If you’re a budding JavaScript coder and want to be an expert at it some day, heed my words and steer clear of JavaScript libraries. There are scores, if not hundreds of them out there and you’d do well to avoid them all. It isn’t because they’re ill conceived or badly coded. Rather, their use promotes laziness and subsequent stagnation (dare I say regression?) in the growth of a programmer who gives into the temptation to use them.
Granted, libraries are beneficial and some of the functionality they offer is down right invaluable (see: YUI Event Utility). But I’m of the opinion that any programmer that’s serious about their work should at one point or another have at least attempted to write the very same code found in those libraries themselves.
Think about it, what benefit is it to you as a programmer, to download a library, plug it in, and watch it do magical things for you? It might make your site look cool, but you’d benefit very little if anything at all as a programmer. You’d get much more out of the painful experience of knocking your head against the wall and trying to figure out how to do things for yourself. It’s a foregone conclusion that the best way to learn something is to get involved. Thus, to learn to be a programmer, you need to program!

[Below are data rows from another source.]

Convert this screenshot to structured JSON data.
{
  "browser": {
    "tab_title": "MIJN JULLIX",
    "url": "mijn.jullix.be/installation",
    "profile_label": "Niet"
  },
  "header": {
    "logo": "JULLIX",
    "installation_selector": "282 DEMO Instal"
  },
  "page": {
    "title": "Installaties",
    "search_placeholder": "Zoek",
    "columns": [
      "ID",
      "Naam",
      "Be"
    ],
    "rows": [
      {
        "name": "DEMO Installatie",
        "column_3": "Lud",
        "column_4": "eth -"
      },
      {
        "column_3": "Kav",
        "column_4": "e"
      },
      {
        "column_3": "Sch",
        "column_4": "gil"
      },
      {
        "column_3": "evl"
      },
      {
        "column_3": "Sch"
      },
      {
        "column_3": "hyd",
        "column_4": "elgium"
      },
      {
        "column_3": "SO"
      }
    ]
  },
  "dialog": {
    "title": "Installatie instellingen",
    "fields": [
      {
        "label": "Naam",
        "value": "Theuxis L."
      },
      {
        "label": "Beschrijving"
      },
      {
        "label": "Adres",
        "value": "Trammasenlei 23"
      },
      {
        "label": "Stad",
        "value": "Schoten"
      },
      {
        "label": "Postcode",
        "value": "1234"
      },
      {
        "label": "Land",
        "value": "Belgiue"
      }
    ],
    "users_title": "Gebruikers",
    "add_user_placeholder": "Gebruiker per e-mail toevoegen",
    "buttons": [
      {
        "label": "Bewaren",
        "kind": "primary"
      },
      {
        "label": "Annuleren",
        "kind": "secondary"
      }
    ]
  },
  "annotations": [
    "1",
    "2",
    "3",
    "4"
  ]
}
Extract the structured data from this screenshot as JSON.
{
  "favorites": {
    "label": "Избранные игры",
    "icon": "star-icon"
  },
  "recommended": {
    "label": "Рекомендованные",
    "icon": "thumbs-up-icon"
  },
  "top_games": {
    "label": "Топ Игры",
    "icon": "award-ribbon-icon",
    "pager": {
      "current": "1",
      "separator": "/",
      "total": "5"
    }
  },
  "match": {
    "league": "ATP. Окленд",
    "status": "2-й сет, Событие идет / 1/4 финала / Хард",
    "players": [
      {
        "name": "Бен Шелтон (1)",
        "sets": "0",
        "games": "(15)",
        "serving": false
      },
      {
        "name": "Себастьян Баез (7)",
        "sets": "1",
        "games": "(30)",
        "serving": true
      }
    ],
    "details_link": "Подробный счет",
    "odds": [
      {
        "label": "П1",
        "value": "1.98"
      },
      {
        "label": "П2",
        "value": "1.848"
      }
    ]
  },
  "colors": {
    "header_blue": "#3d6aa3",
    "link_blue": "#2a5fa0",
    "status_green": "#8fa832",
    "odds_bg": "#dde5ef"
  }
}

Realistically though, time and budget constraints don’t always allow for the writing of programs from scratch. But that isn’t the point. The key is to take the time (your own time if need be) and learn the language for yourself. Otherwise, all you’re doing is glorified copy and pasting.
In as far as learning is concerned, I’ve come to the realization recently that learning JavaScript unguided on the internet is a very, very bad thing. It is after all, the world’s most misunderstood language. So if you’re eager to learn, I have a very important piece of advice for you. Don’t try and learn by using “view source”. The JavaScript you’ll find there was written by one or two people in 1994 and subsequently copied and pasted by everyone else on the internet, having mutated in the process. It’s bad, bad code. Don’t touch it. The best resource I can point you to is “Douglas Crockford’s JavaScript” (do yourself a huge favour and start by watching the videos listed on that page). As of this writing, Douglas Crockford is a JavaScript Architect at Yahoo!, and from what I can tell, knows about as much as any human being can possibly know about JavaScript. I can honestly say that I’ve learned more from him in a few days’ time than I have in the past two years on my own.